There aren’t many gold dredges left surviving in the lower 48 states and even fewer that are intact. This is one of the few. When I first heard about it, I had to go see it. I was not disappointed.
The Snake River Mining Company (a subsidiary of the Silas Mason Co.) contracted the Bueyrus-Erie Co. to build the dredge in 1939. After hauling all the material on-site, they assembled the dredge in four months during the summer of 1940. And by the end of the year, it was plying the Yankee Fork of the Salmon River dredging up placer gold in her gravels.
By 1949, J.R. Simplot (of fertilizer and potato fame) and Fred Baumhoff bought it and started dredging again. In 1951, Simplot bought out Baumhoff and continued to run the dredge until he ran out of claims to work in 1952. The dredge produced over $1 million in fine placer gold from the river.
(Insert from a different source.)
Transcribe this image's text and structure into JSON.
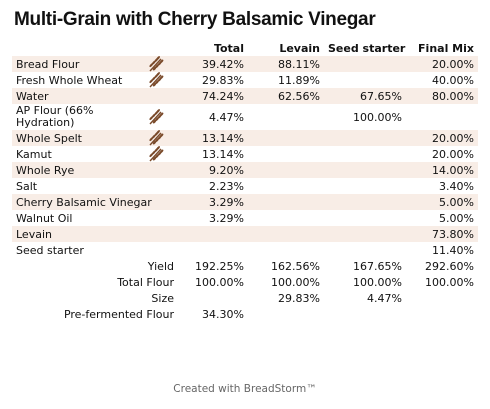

Piles of gravel dredge tailings, from that work, still line much of the lower Yankee Fork today.
The nearly 1,000-ton, 112-foot-long dredge was the largest self-powered dredge to ever work in Idaho. It was restored by the Yankee Fork Gold Dredge Association, the US Forest Service, and Idaho State Parks Dept and is currently operated by US Forest Service volunteers who give tours of the dredge daily. More information can be found at their website: Yankee Fork Gold Dredge.
We had a great time. If you are anywhere near the area, it is well worth the side trip. What a unique and fantastic place!